Open Primaries and the "Top Two"
Below is one of my comments from another website. It's a response to Jim Riley of Texas.
My state has state-mandated open primaries, in which each voter picks a party on primary day. The only change I personally favor here is the elimination of party primaries for county and municipal offices. Nevertheless, the federal courts for some 35 years have been ruling for greater autonomy for political parties. Just look at the reasoning, e. g., in the California Democratic Party v. Jones blanket primary case, and it’s not hard to predict what the U. S. Supreme Court will say about the state-mandated open primary.
Let’s say the Supreme Court hears the Idaho case and strikes down its state-imposed open primary (Idaho Republican Party v. Ysursa). The Idaho Democrats have indicated that they will keep their primaries open to ALL voters. And any party in any other open primary state that did not want an open primary for itself would have to file suit. It would be an easy case, but it would take time.
The Mississippi Democrats brought suit against the open primary in 2006 (Mississippi Democratic Party v. Barbour). They said if they won, they would invite independents but block Republicans from Democratic primaries. The Mississippi Republicans, for their part, indicated that they would keep their primaries open to ALL voters (that case was dismissed on a legal technicality).

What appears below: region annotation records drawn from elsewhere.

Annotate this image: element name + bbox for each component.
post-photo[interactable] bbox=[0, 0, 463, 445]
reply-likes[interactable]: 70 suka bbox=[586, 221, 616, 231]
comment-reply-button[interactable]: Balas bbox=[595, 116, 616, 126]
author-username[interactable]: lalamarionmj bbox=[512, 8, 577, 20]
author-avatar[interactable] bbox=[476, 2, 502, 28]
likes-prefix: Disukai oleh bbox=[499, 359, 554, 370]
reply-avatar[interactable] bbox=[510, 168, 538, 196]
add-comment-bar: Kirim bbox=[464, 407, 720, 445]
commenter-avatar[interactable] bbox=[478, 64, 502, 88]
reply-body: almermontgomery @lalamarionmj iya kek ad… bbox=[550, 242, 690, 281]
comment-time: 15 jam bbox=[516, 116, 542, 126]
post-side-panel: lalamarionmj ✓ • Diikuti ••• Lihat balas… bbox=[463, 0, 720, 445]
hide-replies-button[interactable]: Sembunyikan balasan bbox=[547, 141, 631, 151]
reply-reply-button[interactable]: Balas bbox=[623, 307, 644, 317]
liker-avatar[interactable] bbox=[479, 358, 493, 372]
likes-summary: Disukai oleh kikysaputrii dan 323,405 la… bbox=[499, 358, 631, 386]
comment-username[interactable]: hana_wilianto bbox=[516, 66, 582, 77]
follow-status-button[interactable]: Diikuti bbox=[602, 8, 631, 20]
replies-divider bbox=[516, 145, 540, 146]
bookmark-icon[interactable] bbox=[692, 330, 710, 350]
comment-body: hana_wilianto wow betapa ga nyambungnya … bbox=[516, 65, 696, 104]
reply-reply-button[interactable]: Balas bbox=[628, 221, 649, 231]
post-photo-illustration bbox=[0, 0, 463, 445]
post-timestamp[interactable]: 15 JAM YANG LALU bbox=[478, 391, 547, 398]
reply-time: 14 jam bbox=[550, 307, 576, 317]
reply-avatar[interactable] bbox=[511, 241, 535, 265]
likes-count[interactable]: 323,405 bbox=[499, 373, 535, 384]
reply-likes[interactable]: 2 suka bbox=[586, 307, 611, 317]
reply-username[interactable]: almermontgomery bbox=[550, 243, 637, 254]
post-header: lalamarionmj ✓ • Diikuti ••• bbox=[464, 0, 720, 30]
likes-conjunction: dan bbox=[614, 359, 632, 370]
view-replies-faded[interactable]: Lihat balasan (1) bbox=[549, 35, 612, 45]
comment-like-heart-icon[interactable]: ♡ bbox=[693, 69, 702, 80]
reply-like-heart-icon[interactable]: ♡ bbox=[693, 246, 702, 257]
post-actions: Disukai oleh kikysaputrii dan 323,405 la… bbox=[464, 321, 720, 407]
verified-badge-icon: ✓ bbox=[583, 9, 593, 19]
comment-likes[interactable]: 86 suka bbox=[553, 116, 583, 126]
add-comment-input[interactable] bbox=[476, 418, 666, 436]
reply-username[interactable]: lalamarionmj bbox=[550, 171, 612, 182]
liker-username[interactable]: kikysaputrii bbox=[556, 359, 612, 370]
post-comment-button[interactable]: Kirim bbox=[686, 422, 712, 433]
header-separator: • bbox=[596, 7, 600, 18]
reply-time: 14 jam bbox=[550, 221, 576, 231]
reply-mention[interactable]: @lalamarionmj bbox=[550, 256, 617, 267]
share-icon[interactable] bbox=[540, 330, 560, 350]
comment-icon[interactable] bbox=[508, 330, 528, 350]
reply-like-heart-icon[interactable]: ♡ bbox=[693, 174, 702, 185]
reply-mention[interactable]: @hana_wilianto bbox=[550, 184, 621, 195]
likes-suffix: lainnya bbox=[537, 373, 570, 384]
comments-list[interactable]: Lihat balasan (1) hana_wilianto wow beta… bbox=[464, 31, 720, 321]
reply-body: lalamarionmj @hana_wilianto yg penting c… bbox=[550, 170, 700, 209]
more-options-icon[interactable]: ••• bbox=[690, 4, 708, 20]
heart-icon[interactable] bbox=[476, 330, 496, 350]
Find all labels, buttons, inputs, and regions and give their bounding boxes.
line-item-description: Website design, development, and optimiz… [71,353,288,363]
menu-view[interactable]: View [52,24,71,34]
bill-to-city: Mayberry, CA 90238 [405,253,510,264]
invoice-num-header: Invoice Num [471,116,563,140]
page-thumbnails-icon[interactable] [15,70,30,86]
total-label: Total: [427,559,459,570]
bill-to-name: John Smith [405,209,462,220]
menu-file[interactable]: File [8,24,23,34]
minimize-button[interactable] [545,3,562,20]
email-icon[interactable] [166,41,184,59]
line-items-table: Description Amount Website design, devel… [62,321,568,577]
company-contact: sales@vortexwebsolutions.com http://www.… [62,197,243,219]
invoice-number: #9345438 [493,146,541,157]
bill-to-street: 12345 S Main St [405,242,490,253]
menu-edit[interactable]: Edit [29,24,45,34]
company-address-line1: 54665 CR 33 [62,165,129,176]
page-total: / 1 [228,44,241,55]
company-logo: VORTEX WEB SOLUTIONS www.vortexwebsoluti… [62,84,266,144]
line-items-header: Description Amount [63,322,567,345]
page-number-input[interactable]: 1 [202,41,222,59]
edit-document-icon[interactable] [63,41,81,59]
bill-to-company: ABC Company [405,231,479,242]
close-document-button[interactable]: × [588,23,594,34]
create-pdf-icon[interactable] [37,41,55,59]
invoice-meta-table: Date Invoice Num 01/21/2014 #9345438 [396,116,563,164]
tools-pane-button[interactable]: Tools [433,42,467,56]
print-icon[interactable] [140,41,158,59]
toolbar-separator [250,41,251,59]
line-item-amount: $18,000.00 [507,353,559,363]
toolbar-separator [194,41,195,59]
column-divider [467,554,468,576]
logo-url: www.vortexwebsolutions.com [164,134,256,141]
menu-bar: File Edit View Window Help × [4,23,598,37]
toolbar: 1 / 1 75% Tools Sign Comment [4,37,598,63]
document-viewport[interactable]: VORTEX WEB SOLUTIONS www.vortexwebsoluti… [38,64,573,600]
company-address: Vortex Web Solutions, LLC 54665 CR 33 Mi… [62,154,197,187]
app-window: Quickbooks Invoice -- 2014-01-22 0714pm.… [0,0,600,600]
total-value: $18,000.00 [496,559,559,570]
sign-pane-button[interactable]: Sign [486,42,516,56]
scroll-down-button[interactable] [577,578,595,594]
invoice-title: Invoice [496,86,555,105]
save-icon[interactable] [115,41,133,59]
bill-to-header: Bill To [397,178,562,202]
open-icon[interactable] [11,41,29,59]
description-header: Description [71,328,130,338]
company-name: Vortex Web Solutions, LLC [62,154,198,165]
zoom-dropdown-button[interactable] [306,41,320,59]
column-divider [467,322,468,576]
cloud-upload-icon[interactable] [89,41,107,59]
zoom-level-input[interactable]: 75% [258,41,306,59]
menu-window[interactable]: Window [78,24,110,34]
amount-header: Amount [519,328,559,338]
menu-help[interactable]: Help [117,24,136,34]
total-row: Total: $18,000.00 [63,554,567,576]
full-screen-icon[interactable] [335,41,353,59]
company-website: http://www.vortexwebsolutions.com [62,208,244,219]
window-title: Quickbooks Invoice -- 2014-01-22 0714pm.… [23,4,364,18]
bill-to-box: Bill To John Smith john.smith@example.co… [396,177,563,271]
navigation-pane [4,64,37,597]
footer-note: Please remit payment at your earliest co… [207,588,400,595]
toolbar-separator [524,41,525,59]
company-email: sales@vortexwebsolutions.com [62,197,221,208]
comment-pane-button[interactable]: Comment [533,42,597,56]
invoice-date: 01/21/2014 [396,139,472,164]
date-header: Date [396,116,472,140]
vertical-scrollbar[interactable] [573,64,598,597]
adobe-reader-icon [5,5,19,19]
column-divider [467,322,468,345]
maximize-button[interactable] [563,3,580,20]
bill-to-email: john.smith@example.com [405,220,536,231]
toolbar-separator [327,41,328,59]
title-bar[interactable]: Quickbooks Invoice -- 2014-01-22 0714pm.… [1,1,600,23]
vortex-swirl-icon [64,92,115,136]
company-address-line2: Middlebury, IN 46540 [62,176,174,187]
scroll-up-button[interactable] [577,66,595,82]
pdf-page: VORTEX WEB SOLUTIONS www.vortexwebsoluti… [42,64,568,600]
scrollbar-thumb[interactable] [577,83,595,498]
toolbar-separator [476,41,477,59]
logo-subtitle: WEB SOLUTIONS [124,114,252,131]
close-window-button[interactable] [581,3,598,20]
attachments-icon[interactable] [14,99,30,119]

So even if the high court strikes down the state-imposed open primary, there will continue to be open primaries. The difference will be that the parties– not the state– will decide who is eligible to vote in party primaries (the state does have the power to prohibit parties from inviting members of opposing parties to vote in their primaries). Even if a state can no longer force open primaries on parties, the parties will still be concerned with staying in the voters' good graces.
I think you’re engaging in wishful thinking in your prediction of a massive proliferation of the Louisiana-style “top two” system. State legislatures are very unlikely to mandate the “top two” for state or congressional offices, and many states don’t have the initiative process.
No states now leave it to parties to maintain their own records for the purpose of excluding some voters from their primaries. In every state where at least one party wants to exclude some voters, the state registers voters by party (29 states and the District of Columbia now have party registration).
 In a blanket primary, all the candidates of multiple parties are listed on the same ballot. The top vote-getter from each party moves on to the general election, where any independent candidates are also on the ballot.
 All candidates, including independents, are listed on a single ballot. The top two vote-getters, regardless of party, advance to the runoff.